Buchempfehlung von Hella Reese, dtv Lektorin

Lesen ist kein harmloses Vergnügen, manchmal kann es gefährlich werden. Bisweilen sogar lebensgefährlich. Diese Erfahrung macht Adam, ein chronisch klammer Student aus Belgrad. Was als lukrativer Nebenjob gedacht war – ein paar Korrekturen hier und da  in einem längst vergriffenen Roman –, entwickelt sich unversehens zu einem Abenteuer auf Leben und Tod rund um eine traumhaft schöne Villa in einem prachtvollen Garten.

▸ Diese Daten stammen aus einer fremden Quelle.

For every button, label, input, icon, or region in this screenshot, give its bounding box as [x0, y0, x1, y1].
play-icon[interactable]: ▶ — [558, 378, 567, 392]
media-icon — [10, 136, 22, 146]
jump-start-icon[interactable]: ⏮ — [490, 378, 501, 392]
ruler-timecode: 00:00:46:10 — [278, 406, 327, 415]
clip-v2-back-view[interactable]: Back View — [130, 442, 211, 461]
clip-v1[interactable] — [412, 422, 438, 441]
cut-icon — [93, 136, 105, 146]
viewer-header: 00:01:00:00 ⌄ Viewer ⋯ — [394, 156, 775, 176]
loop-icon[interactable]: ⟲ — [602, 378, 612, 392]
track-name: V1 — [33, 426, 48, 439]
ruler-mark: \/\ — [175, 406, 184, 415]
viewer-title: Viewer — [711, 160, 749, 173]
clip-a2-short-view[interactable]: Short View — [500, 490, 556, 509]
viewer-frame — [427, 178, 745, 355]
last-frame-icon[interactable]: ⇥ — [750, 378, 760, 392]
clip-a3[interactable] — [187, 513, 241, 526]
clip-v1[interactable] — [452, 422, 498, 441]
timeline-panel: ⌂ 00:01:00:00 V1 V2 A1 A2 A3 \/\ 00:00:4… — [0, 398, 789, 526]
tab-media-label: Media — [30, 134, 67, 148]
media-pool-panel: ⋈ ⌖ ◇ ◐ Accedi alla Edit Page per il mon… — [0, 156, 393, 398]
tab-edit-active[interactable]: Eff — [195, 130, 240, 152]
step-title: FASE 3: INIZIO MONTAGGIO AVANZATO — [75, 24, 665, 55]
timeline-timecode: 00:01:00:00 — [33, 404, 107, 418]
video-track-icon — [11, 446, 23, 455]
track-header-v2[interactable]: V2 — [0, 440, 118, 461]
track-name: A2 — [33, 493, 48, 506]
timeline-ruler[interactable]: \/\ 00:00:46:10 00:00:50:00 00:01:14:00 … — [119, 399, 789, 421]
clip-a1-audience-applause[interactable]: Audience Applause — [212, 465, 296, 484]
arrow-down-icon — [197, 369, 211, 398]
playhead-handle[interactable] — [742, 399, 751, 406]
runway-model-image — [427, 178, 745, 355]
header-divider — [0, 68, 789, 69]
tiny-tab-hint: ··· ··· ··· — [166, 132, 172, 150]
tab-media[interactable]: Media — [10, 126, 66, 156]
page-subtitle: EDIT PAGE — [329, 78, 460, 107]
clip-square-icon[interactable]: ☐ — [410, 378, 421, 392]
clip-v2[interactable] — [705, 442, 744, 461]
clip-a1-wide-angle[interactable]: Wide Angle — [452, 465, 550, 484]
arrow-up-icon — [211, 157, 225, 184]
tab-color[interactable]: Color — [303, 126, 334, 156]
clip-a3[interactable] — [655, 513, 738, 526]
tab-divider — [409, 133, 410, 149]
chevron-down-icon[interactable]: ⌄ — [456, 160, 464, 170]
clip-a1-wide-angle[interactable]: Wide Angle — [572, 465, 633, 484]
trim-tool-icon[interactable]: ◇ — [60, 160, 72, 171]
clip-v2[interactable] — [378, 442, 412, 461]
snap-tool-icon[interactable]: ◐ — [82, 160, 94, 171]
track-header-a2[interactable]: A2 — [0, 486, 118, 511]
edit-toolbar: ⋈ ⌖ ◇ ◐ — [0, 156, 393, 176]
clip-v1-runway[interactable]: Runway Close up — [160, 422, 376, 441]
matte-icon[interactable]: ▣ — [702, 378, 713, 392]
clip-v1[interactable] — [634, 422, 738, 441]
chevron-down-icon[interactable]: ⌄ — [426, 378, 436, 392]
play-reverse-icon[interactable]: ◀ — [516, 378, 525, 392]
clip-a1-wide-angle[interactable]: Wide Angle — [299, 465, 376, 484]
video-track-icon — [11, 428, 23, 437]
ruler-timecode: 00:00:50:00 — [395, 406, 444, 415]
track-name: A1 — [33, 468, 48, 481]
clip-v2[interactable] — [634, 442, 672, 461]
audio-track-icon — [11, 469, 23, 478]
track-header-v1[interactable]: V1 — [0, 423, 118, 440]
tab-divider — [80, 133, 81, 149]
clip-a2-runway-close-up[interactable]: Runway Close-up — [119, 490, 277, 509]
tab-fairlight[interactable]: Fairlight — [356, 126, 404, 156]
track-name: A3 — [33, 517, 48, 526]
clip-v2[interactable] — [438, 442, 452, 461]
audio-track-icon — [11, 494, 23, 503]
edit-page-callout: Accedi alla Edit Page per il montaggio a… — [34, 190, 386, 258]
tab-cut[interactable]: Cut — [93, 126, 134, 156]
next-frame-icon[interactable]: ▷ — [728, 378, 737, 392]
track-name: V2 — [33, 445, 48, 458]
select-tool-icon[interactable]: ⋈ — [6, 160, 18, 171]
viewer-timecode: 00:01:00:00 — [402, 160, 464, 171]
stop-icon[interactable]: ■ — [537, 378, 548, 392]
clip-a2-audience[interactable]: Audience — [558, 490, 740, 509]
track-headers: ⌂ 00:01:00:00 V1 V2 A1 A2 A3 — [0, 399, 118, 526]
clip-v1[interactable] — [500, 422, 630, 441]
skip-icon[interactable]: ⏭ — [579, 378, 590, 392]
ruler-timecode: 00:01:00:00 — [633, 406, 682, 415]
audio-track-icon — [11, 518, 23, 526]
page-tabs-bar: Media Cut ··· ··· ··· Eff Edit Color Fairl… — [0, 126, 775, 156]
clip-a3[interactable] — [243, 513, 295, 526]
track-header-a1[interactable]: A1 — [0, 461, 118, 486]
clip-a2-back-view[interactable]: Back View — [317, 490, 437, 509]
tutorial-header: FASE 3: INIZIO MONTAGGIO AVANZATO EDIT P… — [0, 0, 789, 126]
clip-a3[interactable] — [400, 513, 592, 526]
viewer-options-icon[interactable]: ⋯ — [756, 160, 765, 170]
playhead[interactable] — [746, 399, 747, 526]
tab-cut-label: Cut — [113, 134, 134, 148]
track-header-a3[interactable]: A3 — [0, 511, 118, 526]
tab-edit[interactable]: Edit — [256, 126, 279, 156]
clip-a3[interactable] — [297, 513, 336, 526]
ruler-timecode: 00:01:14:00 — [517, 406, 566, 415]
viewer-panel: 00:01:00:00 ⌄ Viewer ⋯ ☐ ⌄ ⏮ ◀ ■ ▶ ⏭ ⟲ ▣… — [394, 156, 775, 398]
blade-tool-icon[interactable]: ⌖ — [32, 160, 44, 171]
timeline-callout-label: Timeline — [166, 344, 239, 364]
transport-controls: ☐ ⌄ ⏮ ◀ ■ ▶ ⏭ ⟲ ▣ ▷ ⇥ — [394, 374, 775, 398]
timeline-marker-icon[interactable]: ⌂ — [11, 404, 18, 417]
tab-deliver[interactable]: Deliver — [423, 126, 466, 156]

Ausgehend von der charmanten Idee, dass Leser, die zur selben Zeit im gleichen Buch lesen, sich darin nicht nur begegnen können, sondern auch die Möglichkeit haben, die Romanhandlung zu beeinflussen, erzählt Goran Petrović eine bezaubernde Liebesgeschichte, die den Leser in die untergangene Welt des Belgrader Bürgertums der zwanziger und dreißiger Jahre entführt. Ganz nebenbei macht er spürbar, welche Macht Texte haben, denn nicht einmal ein Geheimdienstagent, ein echter Hardliner, kann sich der magischen Anziehungskraft der Villa entziehen – er verrät sogar all seine Prinzipien, um dieses Refugium vor dem Zugriff der Staatsmacht zu retten. Doch vor allem wird deutlich, welchen Einfluss die Leser haben: Erst sie erwecken Bücher zum Leben und setzen die geltenden Gesetze der Zeit außer Kraft. »Lesemomente sind die längsten Augenblicke der Welt. Jeder einzelne ist eine kleine Ewigkeit wert«, schreibt Goran Petrović. Wer also nach einem Buch sucht, in dem man versinken kann, der ist in der Villa bestens aufgehoben!